Birol explained that many people, especially in the developing world, view energy security as a bigger issue than climate change. Countries like China and India may not be very interested in spending money on climate change, but they may be extremely willing to spend on energy security. The same argument could be made to climate change skeptics. In his view, the changes we would make to reduce emissions are the same moves we would make to improve our energy security.

Interesting. Is it possible climate change zealots and national security hawks can fall in love on this? Who’s going to call Al Gore and Dick Cheney for the handshake photo-op? And is this really a way we can convince China it is in their best interest not to turn the planet into the air quality equivalent of my Grandpa’s apartment (Marlboro reds, two packs daily)? Sounds revolutionary to me.

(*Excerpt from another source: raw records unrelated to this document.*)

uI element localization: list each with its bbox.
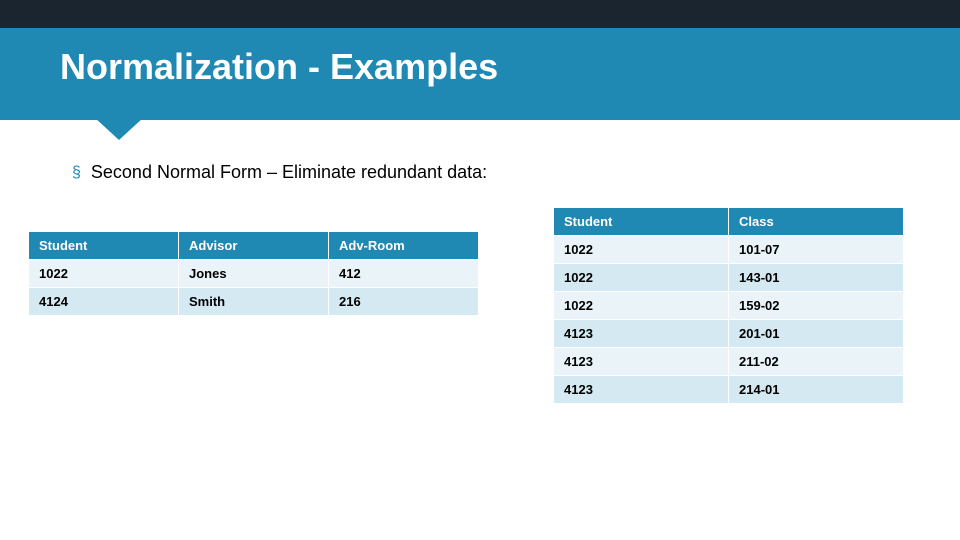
student-class-table: Student Class 1022 101-07 1022 143-01 10… <box>553 207 904 404</box>
col-advroom: Adv-Room <box>329 232 479 260</box>
bullet-row: § Second Normal Form – Eliminate redunda… <box>72 162 912 183</box>
slide-title: Normalization - Examples <box>0 28 960 88</box>
student-advisor-table: Student Advisor Adv-Room 1022 Jones 412 … <box>28 231 479 316</box>
content-area: § Second Normal Form – Eliminate redunda… <box>0 120 960 540</box>
cell: 143-01 <box>729 264 904 292</box>
col-student: Student <box>554 208 729 236</box>
cell: 201-01 <box>729 320 904 348</box>
tables-wrap: Student Advisor Adv-Room 1022 Jones 412 … <box>48 211 912 511</box>
bullet-icon: § <box>72 164 81 182</box>
table-row: 4123 211-02 <box>554 348 904 376</box>
table-row: 4124 Smith 216 <box>29 288 479 316</box>
table-header-row: Student Advisor Adv-Room <box>29 232 479 260</box>
cell: 1022 <box>554 264 729 292</box>
cell: 159-02 <box>729 292 904 320</box>
cell: 1022 <box>554 292 729 320</box>
cell: Jones <box>179 260 329 288</box>
table-row: 1022 101-07 <box>554 236 904 264</box>
cell: 101-07 <box>729 236 904 264</box>
col-student: Student <box>29 232 179 260</box>
cell: Smith <box>179 288 329 316</box>
table-row: 4123 201-01 <box>554 320 904 348</box>
cell: 4123 <box>554 376 729 404</box>
cell: 211-02 <box>729 348 904 376</box>
cell: 4124 <box>29 288 179 316</box>
header-band: Normalization - Examples <box>0 0 960 120</box>
col-advisor: Advisor <box>179 232 329 260</box>
header-top-strip <box>0 0 960 28</box>
col-class: Class <box>729 208 904 236</box>
table-row: 4123 214-01 <box>554 376 904 404</box>
cell: 1022 <box>554 236 729 264</box>
table-row: 1022 159-02 <box>554 292 904 320</box>
table-row: 1022 143-01 <box>554 264 904 292</box>
table-row: 1022 Jones 412 <box>29 260 479 288</box>
table-header-row: Student Class <box>554 208 904 236</box>
cell: 412 <box>329 260 479 288</box>
cell: 4123 <box>554 348 729 376</box>
cell: 216 <box>329 288 479 316</box>
cell: 1022 <box>29 260 179 288</box>
cell: 4123 <box>554 320 729 348</box>
cell: 214-01 <box>729 376 904 404</box>
bullet-text: Second Normal Form – Eliminate redundant… <box>91 162 487 183</box>
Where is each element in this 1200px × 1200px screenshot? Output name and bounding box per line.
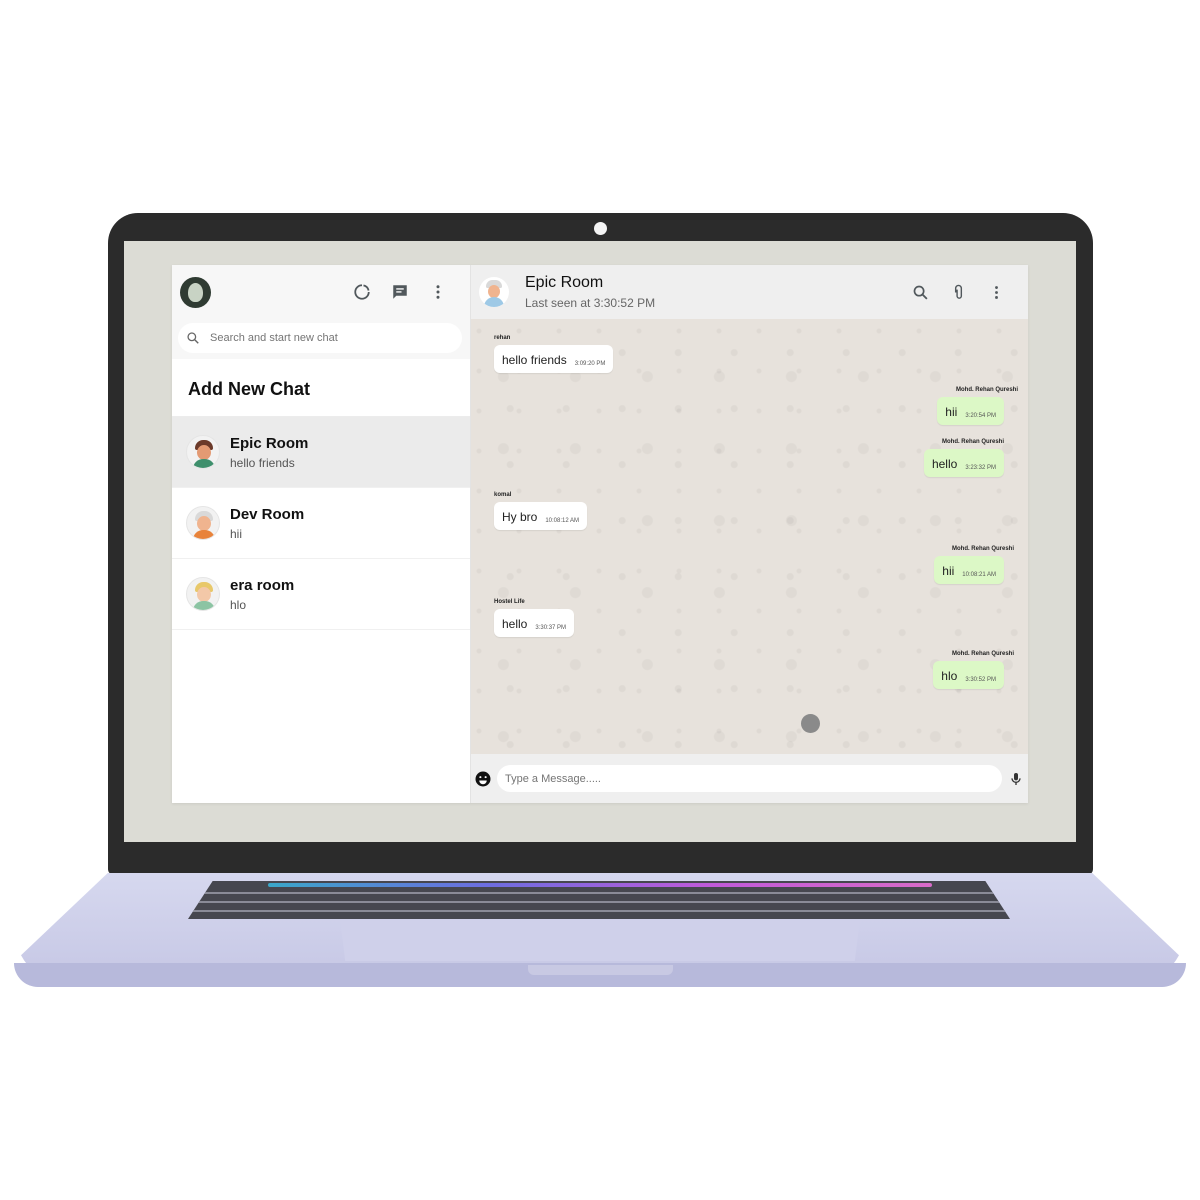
last-seen: Last seen at 3:30:52 PM <box>525 296 656 310</box>
lid-notch <box>528 965 673 975</box>
message-sender: Mohd. Rehan Qureshi <box>941 439 1004 445</box>
message-time: 10:08:12 AM <box>545 518 580 524</box>
message-sender: rehan <box>494 335 511 341</box>
chat-name: Dev Room <box>230 505 305 523</box>
search-input[interactable] <box>210 332 440 344</box>
message-text: hlo <box>941 669 958 683</box>
chat-item-era-room[interactable]: era room hlo <box>172 559 470 630</box>
message-time: 3:23:32 PM <box>965 465 996 471</box>
webcam <box>594 222 607 235</box>
more-vert-icon[interactable] <box>428 282 448 302</box>
chat-item-dev-room[interactable]: Dev Room hii <box>172 488 470 559</box>
message-text: Hy bro <box>502 510 538 524</box>
chat-avatar <box>186 577 220 611</box>
message-incoming: komal Hy bro 10:08:12 AM <box>494 492 588 530</box>
chat-avatar <box>186 506 220 540</box>
sidebar: Add New Chat Epic Room hello friends <box>172 265 471 803</box>
chat-last-message: hello friends <box>230 455 295 470</box>
chat-header: Epic Room Last seen at 3:30:52 PM <box>471 265 1028 319</box>
trackpad <box>340 919 860 961</box>
message-incoming: Hostel Life hello 3:30:37 PM <box>494 599 575 637</box>
chat-name: Epic Room <box>230 434 309 452</box>
message-sender: Hostel Life <box>494 599 525 605</box>
sidebar-header <box>172 265 470 319</box>
message-input[interactable] <box>497 765 1002 792</box>
add-new-chat-button[interactable]: Add New Chat <box>172 359 470 417</box>
chat-panel: Epic Room Last seen at 3:30:52 PM rehan … <box>471 265 1028 803</box>
message-composer <box>471 754 1028 803</box>
chat-last-message: hii <box>230 526 243 541</box>
room-name: Epic Room <box>525 274 604 291</box>
message-time: 3:30:52 PM <box>965 677 996 683</box>
chat-avatar <box>186 435 220 469</box>
user-avatar[interactable] <box>180 276 211 308</box>
chat-item-epic-room[interactable]: Epic Room hello friends <box>172 417 470 488</box>
message-outgoing: Mohd. Rehan Qureshi hii 3:20:54 PM <box>937 387 1018 425</box>
emoji-icon[interactable] <box>473 769 493 789</box>
message-text: hii <box>942 564 955 578</box>
message-sender: Mohd. Rehan Qureshi <box>951 546 1014 552</box>
chat-icon[interactable] <box>390 282 410 302</box>
message-text: hii <box>945 405 958 419</box>
search-icon[interactable] <box>910 282 930 302</box>
laptop-mockup: Add New Chat Epic Room hello friends <box>0 0 1200 1200</box>
room-avatar[interactable] <box>479 277 509 307</box>
message-outgoing: Mohd. Rehan Qureshi hlo 3:30:52 PM <box>933 651 1014 689</box>
status-icon[interactable] <box>352 282 372 302</box>
message-text: hello friends <box>502 353 567 367</box>
attach-icon[interactable] <box>948 282 968 302</box>
message-text: hello <box>931 457 958 471</box>
chat-name: era room <box>230 576 295 594</box>
chat-last-message: hlo <box>230 597 247 612</box>
touch-bar <box>268 883 932 887</box>
message-incoming: rehan hello friends 3:09:20 PM <box>494 335 614 373</box>
search-container <box>172 319 470 359</box>
search-bar[interactable] <box>178 323 462 353</box>
message-time: 3:09:20 PM <box>574 361 606 367</box>
mic-icon[interactable] <box>1006 769 1026 789</box>
search-icon <box>186 331 200 345</box>
more-vert-icon[interactable] <box>986 282 1006 302</box>
message-time: 3:30:37 PM <box>535 625 567 631</box>
message-time: 3:20:54 PM <box>965 413 996 419</box>
message-sender: Mohd. Rehan Qureshi <box>951 651 1014 657</box>
scroll-indicator[interactable] <box>801 714 820 733</box>
message-outgoing: Mohd. Rehan Qureshi hello 3:23:32 PM <box>923 439 1004 477</box>
message-sender: Mohd. Rehan Qureshi <box>955 387 1018 393</box>
message-time: 10:08:21 AM <box>962 572 996 578</box>
chat-app: Add New Chat Epic Room hello friends <box>172 265 1028 803</box>
message-sender: komal <box>494 492 512 498</box>
message-list: rehan hello friends 3:09:20 PM Mohd. Reha… <box>471 319 1028 754</box>
message-text: hello <box>502 617 528 631</box>
message-outgoing: Mohd. Rehan Qureshi hii 10:08:21 AM <box>934 546 1014 584</box>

Birol did have some other very interesting comments that we will touch on in future articles, among them:

• Hydrofracking in the US represents a silent energy revolution that no one is paying attention to, but will provide us with oodles of natgas for the next 20 years.
• Oil and coal usage in OECD (developed) countries peaked in 2009
• A natural gas glut is forming globally and will reach its apex in 2015

So put that in your pipe and smoke it. Be back in touch soon.

The question is: why is Birol so all-fired up about Climate Change. Because the science is a scam, driven by the oil industry to cover it’s real tale of depletion?


My take is that Birol and Co have, for years, been optimistic – very so – in calling future supply. This is one way of obfuscating the reality (‘we throttled back because we had to’, rather than ‘we ran out – the Peak Oilers were right).

I’ll bet the red bit – yet to be discovered oil – is still in Slide 7, but.


One Response

  1. I think Mr Birol is more qualified than myself on energy security… and that if I am smart I should choose to Listen!